Taking advantage of the liver
The liver plays a special role in the context of multiple-organ transplants. In general, a liver transplant requires less immunosuppression than other organs. Normally, the liver acts as the body’s sponge, helping it digest, absorb and process food by filtering the blood coming from the digestive tract, detoxifying chemicals, metabolizing drugs and making other important proteins and enzymes. As it does these jobs, it encounters a lot of foreign proteins from foods and antigens from microbes in the gut — yet it doesn’t freak out and trigger a high-powered immune response.
After a certain stage, the response becomes less. There’s a switch from fighting back with a vigorous immune response to dialing back and just tolerating the transplanted organs.
So, the thinking goes, the liver must be a more tolerant organ with a higher threshold for responding to what truly poses an immune threat.

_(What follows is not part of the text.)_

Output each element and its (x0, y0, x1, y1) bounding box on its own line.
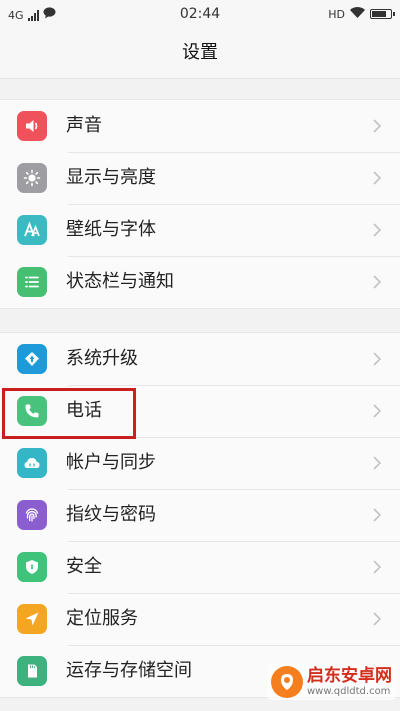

When a liver is transplanted along with other organs, it seems to protect them from damage as well. The transplanted organs will almost always need some level of immunosuppression, but when the liver is involved, the body tends to accept the rest of the organs with fewer issues. Since liver tissue can regenerate, it may repair itself from mild immune rejection damage. There is even some research data that suggests that the bigger the organ (the liver can be up to 5% of body mass), or the more tissue from multiple organs you transplant, the more tempered the immune system response.
“You cannot imagine a normal scenario in which the immune system has evolved to handle this amount of antigen,” Chong said. “So, for some paradoxical reason, after a certain stage, the response becomes less. There’s a switch from fighting back with a vigorous immune response to dialing back and just tolerating the transplanted organs.”
Leveraging UChicago Medicine’s strengths
All of these factors — highly-skilled medical staff, decades of experience and a deep understanding of the patient’s underlying conditions — are a hallmark of UChicago Medicine across all disciplines. But this unique combination of talent and knowledge combined with a history and culture of pushing the boundaries of patient care made all of these triple transplant procedures possible.
This past year may be an anomaly. It may be years before the University of Chicago Medicine performs another triple-organ transplant, let alone six in the same year. It was a stroke of luck that McPharlin and Smith were both on the waiting list in Chicago, that they both needed the same combination of organs, and that they both found matching donors on consecutive days. But it certainly wasn’t luck that UChicago Medicine was prepared to save them and the four patients who followed.